Insomma, una volta letto questo testo pieno d’argento vivo e di velocità, converrete con me che, per il dietro le quinte che vi ho rivelato e per quello che ho intenzione di aggiungere, non potevo non prendermi cura, in modo anche professionale, del Bidello, opera prima del mio antico ragazzo e spero inizio di una lunga attività scritturale.
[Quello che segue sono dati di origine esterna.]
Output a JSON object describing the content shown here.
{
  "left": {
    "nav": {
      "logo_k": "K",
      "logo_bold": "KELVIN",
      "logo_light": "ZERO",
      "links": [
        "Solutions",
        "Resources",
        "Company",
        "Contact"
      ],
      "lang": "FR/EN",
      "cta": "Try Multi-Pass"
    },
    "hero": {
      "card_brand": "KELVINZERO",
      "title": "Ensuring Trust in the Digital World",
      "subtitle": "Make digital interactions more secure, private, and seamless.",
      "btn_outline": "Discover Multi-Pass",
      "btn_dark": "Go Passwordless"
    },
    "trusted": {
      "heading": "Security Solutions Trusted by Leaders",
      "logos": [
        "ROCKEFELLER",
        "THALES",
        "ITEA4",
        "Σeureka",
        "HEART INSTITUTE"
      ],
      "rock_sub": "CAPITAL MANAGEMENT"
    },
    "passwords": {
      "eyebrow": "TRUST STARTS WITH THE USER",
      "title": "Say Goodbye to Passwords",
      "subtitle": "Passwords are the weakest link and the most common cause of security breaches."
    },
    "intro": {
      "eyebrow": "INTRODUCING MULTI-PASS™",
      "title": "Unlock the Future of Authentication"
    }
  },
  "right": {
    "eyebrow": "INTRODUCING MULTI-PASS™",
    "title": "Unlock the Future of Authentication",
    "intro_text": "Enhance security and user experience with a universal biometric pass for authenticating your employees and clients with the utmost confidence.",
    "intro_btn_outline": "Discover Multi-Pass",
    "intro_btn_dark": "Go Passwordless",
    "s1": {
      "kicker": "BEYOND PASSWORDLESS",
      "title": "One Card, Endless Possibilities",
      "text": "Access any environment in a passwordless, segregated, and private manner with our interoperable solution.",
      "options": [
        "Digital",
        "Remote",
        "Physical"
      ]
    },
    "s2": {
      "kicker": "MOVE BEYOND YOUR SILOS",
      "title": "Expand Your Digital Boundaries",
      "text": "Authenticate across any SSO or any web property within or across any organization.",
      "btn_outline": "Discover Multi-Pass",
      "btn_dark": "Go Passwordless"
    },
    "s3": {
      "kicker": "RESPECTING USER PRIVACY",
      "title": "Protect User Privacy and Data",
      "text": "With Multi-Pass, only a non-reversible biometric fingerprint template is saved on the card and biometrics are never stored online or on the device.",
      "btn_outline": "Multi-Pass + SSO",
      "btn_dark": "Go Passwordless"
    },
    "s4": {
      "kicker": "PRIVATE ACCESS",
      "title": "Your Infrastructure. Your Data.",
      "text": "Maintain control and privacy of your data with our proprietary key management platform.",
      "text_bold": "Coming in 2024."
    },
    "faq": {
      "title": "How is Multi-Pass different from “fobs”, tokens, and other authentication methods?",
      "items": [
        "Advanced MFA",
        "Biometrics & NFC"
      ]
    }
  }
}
La struttura narrativa è un capriccio architettonico fatto di fluvialità cinematografiche, fantasie pittoriche, passaggi repentini dalla orizzontalità romanica alle verticalità del gotico ,con qualche indugio barocco. Questo perché, solo in questo modo ,lo scrittore può costruire un gioco letterario basato su un’idea di comico che coniuga il caricaturale al paradosso, alla accelerazione espressiva che soli possono  raccontare anime che sentono in modo profondo, quasi come un dovere, il loro bisogno di partecipare alla teatralità di strada, di vicolo, di piazzetta che è propria del mondo toscano e che è possibile riconoscere nella produzione, da Pratolini a Bilenchi a Cassola, tanto per fare qualche nome. Nel Bidello, certo, c’è dunque un mondo corale (le tante maestre, l’odiato Gianni, i bambini), ma il protagonista, il Bianchi, è carezzato, richiamato, rappresentato fino a diventare la grande madre, la matrioska capace di contenere ogni voce ogni dramma ogni contraddizione. È, nello stesso tempo, la storia e la sua giustificazione.

Il Bianchi ci appare, lo confermano le sue parole, i sentimenti esternati, l’idea che pare averne la voce narrante ( ma forse siamo in un tratto di ventriloquia narrativa), come un anziano aggressivo, scontento della vita, prigioniero di luoghi comuni, razzista, diffidente, nemico dunque di quel buonismo retorico, che è maschera ipocrita di più o meno individuabili sporcizie interiori, il travestimento che parrebbe indossare Gianni, il giovane bidello che, parla col bocchino impostato, l’occhio limpido volto verso il cielo e che sembra studiare da Santo. Ma noi lettori intuiamo che il protagonista, dietro il modo rude e schematico, dietro i luoghi comuni del cinismo contemporaneo o, se vogliamo, la patina che l’esistere ha lasciato nella coscienza, per le delusioni, i lutti, le umiliazioni subite, nasconde e libera altri caratteri, altre categorie che sono quelle che appartengono ai tempi storici e personali di un’altra Italia. Come se qualche tempesta interiore avesse la forza di riportare in superficie quei valori che possono essere sommersi, ma che non muoiono mai: la commozione, la solidarietà, la bontà di fondo.

Come ci dice Giorgio Caproni, il poeta è il minatore che scende nella sua caverna interiore e trova tesori che poi rende, con la qualità dei poeti, patrimonio di tutti gli esseri viventi.

Ecco. Il Bidello è un’opera divertente vivace, ironica con punte di sarcasmo. Anche per questi caratteri, ho gradito moltissimo la scelta del timbro linguistico. Un toscano gestito da chi conosce bene la lingua italiana e si può divertire in modo trasgressivo con un codice che, se non racconta i grigi e articolati scenari del pensiero complesso, “musica”però tutte le sfumature del vivere, la vita che ci lega ai quattro movimenti esistenziali che partoriscono sempre le sole piccole grandi felicità.